Tri memproyeksikan produksi 2025 mencapai sekitar 750 juta ton, lebih rendah hampir 100 juta ton dibandingkan 2024. Penurunan ini dianggap sebagai langkah evaluasi yang wajar di tengah fluktuasi harga global, sekaligus menyiapkan strategi pengurangan produksi yang akan diterapkan 2026 agar stabilitas harga tetap terjaga.
Dorongan Mencapai Harga Batu Bara yang Lebih Ideal
Tujuan utama pemerintah menahan produksi pada 2026 adalah untuk mendorong harga batu bara kembali ke level ideal. Tri menjelaskan bahwa kondisi ideal adalah ketika produksi tetap tinggi tetapi harga juga menguntungkan pelaku industri.
Namun, pasar menunjukkan tren penurunan harga yang signifikan. Harga Batu Bara Acuan periode awal November turun menjadi 103,75 dolar AS per ton dari periode sebelumnya 109,74 dolar AS per ton.

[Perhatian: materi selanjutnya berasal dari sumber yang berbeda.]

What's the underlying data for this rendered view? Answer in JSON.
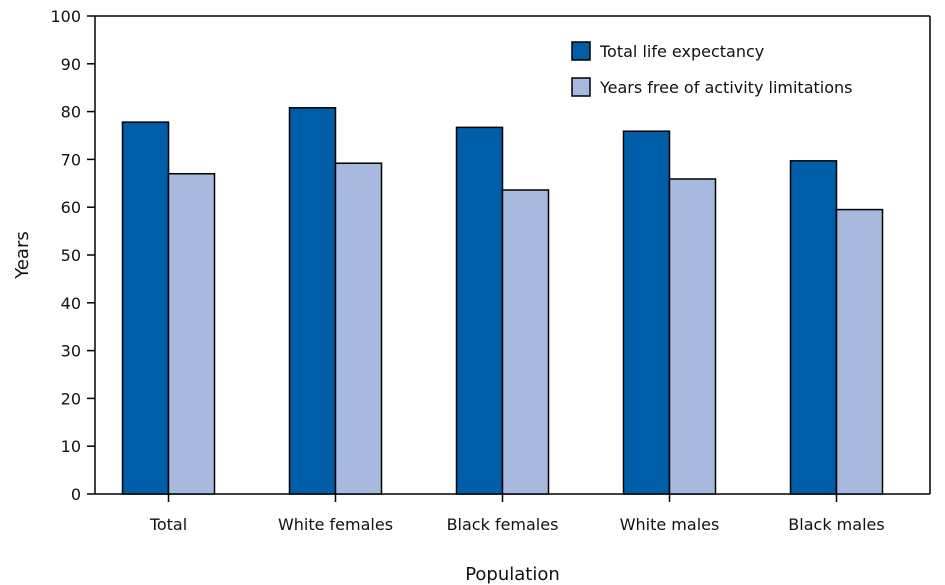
{
  "chart_data": {
    "type": "bar",
    "title": "",
    "xlabel": "Population",
    "ylabel": "Years",
    "ylim": [
      0,
      100
    ],
    "yticks": [
      0,
      10,
      20,
      30,
      40,
      50,
      60,
      70,
      80,
      90,
      100
    ],
    "grid": false,
    "legend_position": "top-right",
    "categories": [
      "Total",
      "White females",
      "Black females",
      "White males",
      "Black males"
    ],
    "series": [
      {
        "name": "Total life expectancy",
        "color": "#005EA8",
        "values": [
          77.8,
          80.8,
          76.7,
          75.9,
          69.7
        ]
      },
      {
        "name": "Years free of activity limitations",
        "color": "#A8B9E0",
        "values": [
          67.0,
          69.2,
          63.6,
          65.9,
          59.5
        ]
      }
    ]
  }
}
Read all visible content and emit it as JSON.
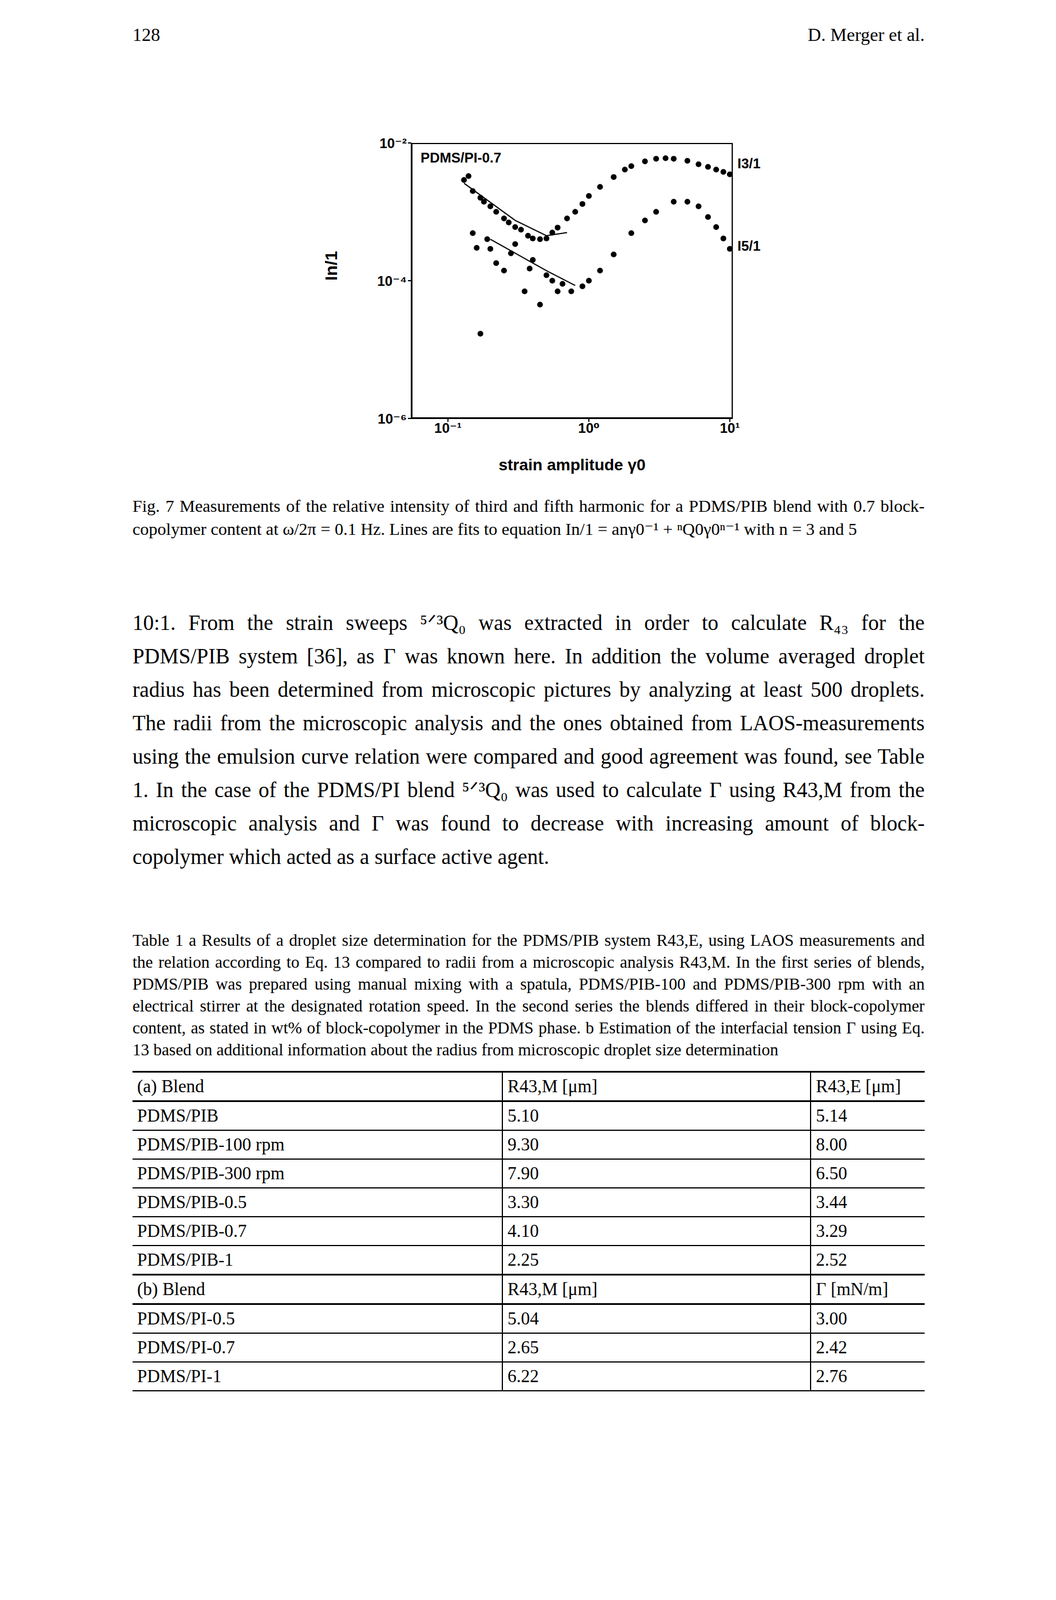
{
  "header": {
    "page": "128",
    "authors": "D. Merger et al."
  },
  "chart_data": {
    "type": "scatter",
    "title": "PDMS/PI-0.7",
    "x_label": "strain amplitude γ0",
    "y_label": "In/1",
    "log": true,
    "xlim": [
      0.055,
      10.5
    ],
    "xticks": [
      {
        "value": 0.1,
        "label": "10⁻¹"
      },
      {
        "value": 1,
        "label": "10⁰"
      },
      {
        "value": 10,
        "label": "10¹"
      }
    ],
    "ylim": [
      1e-06,
      0.01
    ],
    "yticks": [
      {
        "value": 1e-06,
        "label": "10⁻⁶"
      },
      {
        "value": 0.0001,
        "label": "10⁻⁴"
      },
      {
        "value": 0.01,
        "label": "10⁻²"
      }
    ],
    "series": [
      {
        "name": "I3/1",
        "marker": "circle",
        "color": "#000000",
        "x": [
          0.13,
          0.14,
          0.15,
          0.17,
          0.18,
          0.2,
          0.22,
          0.25,
          0.27,
          0.3,
          0.33,
          0.37,
          0.4,
          0.45,
          0.5,
          0.55,
          0.6,
          0.7,
          0.8,
          0.9,
          1.0,
          1.2,
          1.5,
          1.8,
          2,
          2.5,
          3,
          3.5,
          4,
          5,
          6,
          7,
          8,
          9,
          10
        ],
        "values": [
          0.0029,
          0.0033,
          0.002,
          0.0016,
          0.0014,
          0.0012,
          0.001,
          0.0008,
          0.0007,
          0.0006,
          0.00055,
          0.00045,
          0.00041,
          0.0004,
          0.00041,
          0.0005,
          0.00059,
          0.0008,
          0.001,
          0.0013,
          0.0017,
          0.0023,
          0.0032,
          0.0041,
          0.0046,
          0.0054,
          0.0059,
          0.006,
          0.0059,
          0.0055,
          0.0049,
          0.0045,
          0.0041,
          0.0038,
          0.0035
        ]
      },
      {
        "name": "I5/1",
        "marker": "circle",
        "color": "#000000",
        "x": [
          0.15,
          0.16,
          0.17,
          0.19,
          0.2,
          0.22,
          0.25,
          0.28,
          0.3,
          0.35,
          0.38,
          0.4,
          0.45,
          0.5,
          0.55,
          0.6,
          0.65,
          0.75,
          0.9,
          1.0,
          1.2,
          1.5,
          2,
          2.5,
          3,
          4,
          5,
          6,
          7,
          8,
          9,
          10
        ],
        "values": [
          0.00049,
          0.0003,
          1.7e-05,
          0.0004,
          0.00029,
          0.00018,
          0.00014,
          0.00025,
          0.00034,
          7e-05,
          0.00015,
          0.0002,
          4.5e-05,
          0.00012,
          0.0001,
          7e-05,
          9e-05,
          7e-05,
          8.3e-05,
          0.0001,
          0.00014,
          0.00024,
          0.00049,
          0.00075,
          0.001,
          0.0014,
          0.0014,
          0.0012,
          0.00084,
          0.0006,
          0.00041,
          0.00029
        ]
      },
      {
        "type": "line",
        "line_style": "solid",
        "color": "#000000",
        "x": [
          0.13,
          0.3,
          0.5,
          0.7
        ],
        "values": [
          0.0026,
          0.00075,
          0.00045,
          0.0005
        ]
      },
      {
        "type": "line",
        "line_style": "solid",
        "color": "#000000",
        "x": [
          0.2,
          0.5,
          0.8
        ],
        "values": [
          0.0004,
          0.00014,
          8.5e-05
        ]
      }
    ]
  },
  "caption": "Fig. 7 Measurements of the relative intensity of third and fifth harmonic for a PDMS/PIB blend with 0.7 block-copolymer content at ω/2π = 0.1 Hz. Lines are fits to equation In/1 = anγ0⁻¹ + ⁿQ0γ0ⁿ⁻¹ with n = 3 and 5",
  "paragraph": "10:1. From the strain sweeps ⁵ᐟ³Q₀ was extracted in order to calculate R₄₃ for the PDMS/PIB system [36], as Γ was known here. In addition the volume averaged droplet radius has been determined from microscopic pictures by analyzing at least 500 droplets. The radii from the microscopic analysis and the ones obtained from LAOS-measurements using the emulsion curve relation were compared and good agreement was found, see Table 1. In the case of the PDMS/PI blend ⁵ᐟ³Q₀ was used to calculate Γ using R43,M from the microscopic analysis and Γ was found to decrease with increasing amount of block-copolymer which acted as a surface active agent.",
  "table_caption": "Table 1 a Results of a droplet size determination for the PDMS/PIB system R43,E, using LAOS measurements and the relation according to Eq. 13 compared to radii from a microscopic analysis R43,M. In the first series of blends, PDMS/PIB was prepared using manual mixing with a spatula, PDMS/PIB-100 and PDMS/PIB-300 rpm with an electrical stirrer at the designated rotation speed. In the second series the blends differed in their block-copolymer content, as stated in wt% of block-copolymer in the PDMS phase. b Estimation of the interfacial tension Γ using Eq. 13 based on additional information about the radius from microscopic droplet size determination",
  "table": {
    "sections": [
      {
        "header": [
          "(a) Blend",
          "R43,M [μm]",
          "R43,E [μm]"
        ],
        "rows": [
          [
            "PDMS/PIB",
            "5.10",
            "5.14"
          ],
          [
            "PDMS/PIB-100 rpm",
            "9.30",
            "8.00"
          ],
          [
            "PDMS/PIB-300 rpm",
            "7.90",
            "6.50"
          ],
          [
            "PDMS/PIB-0.5",
            "3.30",
            "3.44"
          ],
          [
            "PDMS/PIB-0.7",
            "4.10",
            "3.29"
          ],
          [
            "PDMS/PIB-1",
            "2.25",
            "2.52"
          ]
        ]
      },
      {
        "header": [
          "(b) Blend",
          "R43,M [μm]",
          "Γ [mN/m]"
        ],
        "rows": [
          [
            "PDMS/PI-0.5",
            "5.04",
            "3.00"
          ],
          [
            "PDMS/PI-0.7",
            "2.65",
            "2.42"
          ],
          [
            "PDMS/PI-1",
            "6.22",
            "2.76"
          ]
        ]
      }
    ]
  }
}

Kondisi ini memperkuat alasan pemerintah untuk mengintervensi pasar melalui pengurangan produksi.
Selain itu, ekspor batu bara sejak Januari hingga Juli 2025 juga menurun hingga 21,74 persen menjadi 13,82 miliar dolar AS, dari periode sama 2024 yang tercatat 17,66 miliar dolar AS.
Tren penurunan ini mendorong pemerintah agar kebijakan pengurangan produksi dapat menjadi langkah pemulihan harga, sekaligus menjaga daya saing komoditas di pasar global.
Pengaruh Kebijakan Terhadap Industri dan Prospek Masa Depan
Pengurangan produksi batu bara akan berdampak pada seluruh rantai industri, termasuk pelaku usaha besar dan manajemen energi nasional. Langkah ini dianggap strategis untuk menyeimbangkan keuntungan ekonomi dan keberlanjutan sektor industri.
Dengan menahan produksi, pemerintah berharap harga batu bara kembali stabil, sehingga pelaku industri tetap memperoleh nilai keekonomian yang optimal. Namun, prioritas domestik tetap dijaga, dengan pemenuhan kebutuhan melalui skema DMO agar industri nasional tidak terganggu.
Proses reposisi produksi dan penyesuaian ekspor juga menjadi momen untuk memperkuat ketahanan sektor energi. Pemerintah menekankan bahwa langkah ini bersifat strategis dan terukur, untuk memastikan keberlanjutan industri batu bara dan kestabilan ekonomi nasional.
Dengan pengelolaan yang tepat, kebijakan ini diharapkan memberikan dampak positif bagi semua pemangku kepentingan, menjaga ketersediaan energi, serta memperkuat posisi Indonesia di pasar global.